Вот так была поругана и опозорена Смерть.
Так закончилось представление.
Так Иван Покиван заработал немало здоровенных синяков и царапин, кои почему-то весьма болезненно воспринимала Дарина-шинкарочка, она даже потемнела совсем, словно не Ивану, а ей самой достались эти синяки.
Однако на Ивана Покивана и на шинкарочку никто и внимания не обращал. Своенравная толпа, позабыв и про поверженную Смерть, и про своего любимца Тимоша Прудивуса, и про его брата, прославленного на всю Украину певца Омелька, толпа, потрясенная и растревоженная вмешательством коваля Михаила в судьбу Климка, в ход представления, радуясь его явной победе над сухореброй, бросилась к новоявленному спеваку и лицедею, мигом позабыв своих прежних любимцев, и подхватила здоровенного парубка на тысячи рук.
18
Ни у одного актера на свете — ни до того, ни после — не было такого успеха в широком кругу зрителей, какой выпал на долю оборванца-коваля, который в тот миг затмил даже высокую славу самого Климка-Прудивуса, автора спектакля, ибо неблагодарные зрители на время забыли о нем, как то порой бывает с очередным кумиром толпы.

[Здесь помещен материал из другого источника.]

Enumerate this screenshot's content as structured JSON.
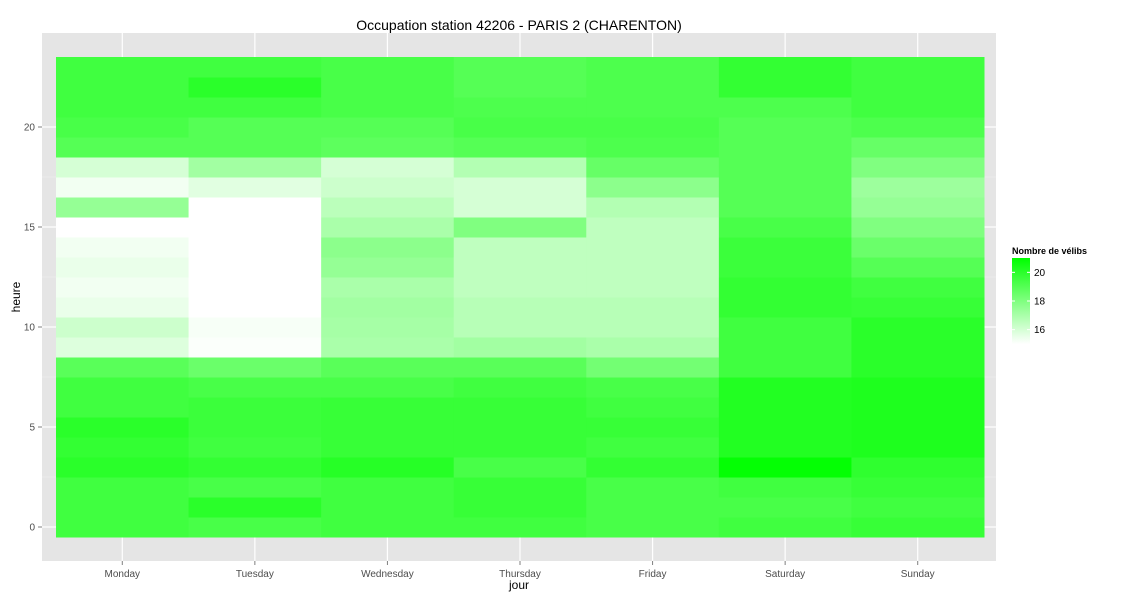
{
  "chart_data": {
    "type": "heatmap",
    "title": "Occupation station 42206 - PARIS 2 (CHARENTON)",
    "xlabel": "jour",
    "ylabel": "heure",
    "categories": [
      "Monday",
      "Tuesday",
      "Wednesday",
      "Thursday",
      "Friday",
      "Saturday",
      "Sunday"
    ],
    "y_ticks": [
      0,
      5,
      10,
      15,
      20
    ],
    "ylim": [
      -0.5,
      23.5
    ],
    "grid": true,
    "legend": {
      "title": "Nombre de vélibs",
      "placement": "right",
      "ticks": [
        16,
        18,
        20
      ],
      "range": [
        15,
        21
      ],
      "low_color": "#ffffff",
      "high_color": "#00ff00"
    },
    "panel_background": "#e5e5e5",
    "values": [
      [
        19.5,
        19.3,
        19.5,
        19.5,
        19.3,
        19.5,
        19.7
      ],
      [
        19.5,
        20.0,
        19.5,
        19.7,
        19.3,
        19.3,
        19.5
      ],
      [
        19.5,
        19.3,
        19.5,
        19.7,
        19.3,
        19.5,
        19.7
      ],
      [
        20.0,
        19.8,
        20.1,
        19.3,
        19.8,
        20.9,
        19.9
      ],
      [
        19.8,
        19.5,
        19.7,
        19.7,
        19.5,
        20.2,
        20.3
      ],
      [
        20.0,
        19.6,
        19.7,
        19.7,
        19.7,
        20.2,
        20.3
      ],
      [
        19.5,
        19.6,
        19.7,
        19.7,
        19.5,
        20.2,
        20.3
      ],
      [
        19.5,
        19.3,
        19.3,
        19.5,
        19.3,
        20.2,
        20.3
      ],
      [
        18.9,
        18.5,
        18.9,
        18.9,
        18.3,
        19.5,
        20.0
      ],
      [
        15.8,
        15.1,
        17.0,
        17.2,
        17.0,
        19.5,
        20.0
      ],
      [
        16.2,
        15.2,
        17.1,
        16.7,
        16.7,
        19.5,
        20.0
      ],
      [
        15.5,
        15.0,
        17.2,
        16.7,
        16.7,
        19.8,
        19.7
      ],
      [
        15.3,
        15.0,
        17.0,
        16.5,
        16.5,
        19.8,
        19.5
      ],
      [
        15.5,
        15.0,
        17.5,
        16.5,
        16.5,
        19.6,
        19.0
      ],
      [
        15.3,
        15.0,
        17.7,
        16.5,
        16.5,
        19.6,
        18.5
      ],
      [
        15.0,
        15.0,
        17.0,
        18.0,
        16.5,
        19.3,
        18.0
      ],
      [
        17.5,
        15.0,
        16.6,
        16.0,
        16.8,
        19.0,
        17.5
      ],
      [
        15.3,
        15.7,
        16.2,
        16.0,
        17.7,
        19.0,
        17.3
      ],
      [
        16.0,
        17.2,
        16.0,
        16.8,
        18.6,
        19.0,
        18.0
      ],
      [
        19.0,
        19.0,
        18.8,
        19.0,
        19.2,
        19.0,
        18.6
      ],
      [
        19.3,
        19.0,
        19.0,
        19.3,
        19.3,
        19.0,
        19.2
      ],
      [
        19.5,
        19.5,
        19.3,
        19.2,
        19.2,
        19.2,
        19.5
      ],
      [
        19.5,
        20.0,
        19.3,
        19.0,
        19.2,
        19.8,
        19.5
      ],
      [
        19.5,
        19.5,
        19.3,
        19.0,
        19.2,
        19.8,
        19.5
      ]
    ]
  }
}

Многим народным артистам случалось вызывать у зрителя слезы страдания или слезы смеха, принимать цветы и другие дары сердца, многих носили на руках или возили, впрягаясь в колесницы, но все те выдающиеся актеры становились властителями дум — с течением времени, после длительного труда, а не столь внезапно, как то случилось с Михайликом, который, пробыв на сцене театра не десятки лет, не год, не месяц, даже не час, а всего лишь несколько стремительных минут, и сам не понимал, что стал сейчас артистом, любимцем большущей толпы, громады, — и прежде всего потому, что простодушный коваль, словно бы угадав душевную потребность зрителя, не дал Смерти одолеть Климка и уничтожил ее, как того хотели мирославцы, жаждая мира в тяжкую пору воины.

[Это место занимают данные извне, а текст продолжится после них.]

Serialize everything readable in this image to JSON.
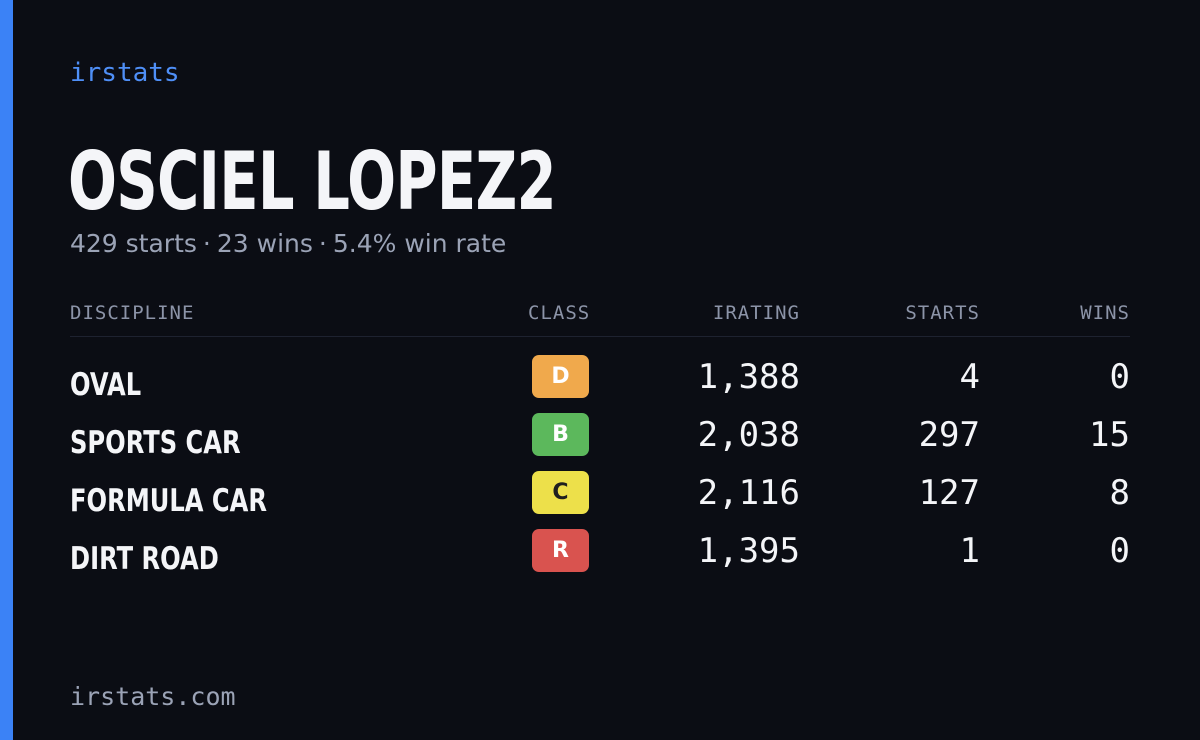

Вот потому-то благодарные зрители подхватили здоровяка Михаила на руки и, с криками восторга, понесли и понесли куда-то.
Другие схватили его матинку и понесли за сыном, бережно, как святыню, быструю и пригожую украинскую маму, которая вдруг заметила, что их несут не туда, куда оба они поспешали, а совсем в другую сторону, откуда несколько часов они пробивались по неверному базарному морю, чтобы добраться наконец до кузницы неведомого ковалика-москалика.
— Стоите! — приказала Явдоха, но матинку никто не услышал. — Погодите! — крикнула она громче, но ее голос потонул в кипучем гомоне мирославцев.
— Стойте! — рявкнул басом Тимош Прудивус, что шел подле Явдохи, и люди добрые остановились.
— Куда несете? — встревоженно спросила матинка.
— Куда ж! — ответили ей из толпы. — Вестимо куда!
— В шинок, матинка!
— Душу поскоромить горилочкой!
Явдоха обратилась к тем, что несли Михайлика, и велела ему:
— Слезь-ка!
— Зачем? — обиженно спросили сердечные мирославцы.
— Некогда нам, — принужденно усмехнулась матинка.
— Суббота — не работа! — ответили из толпы.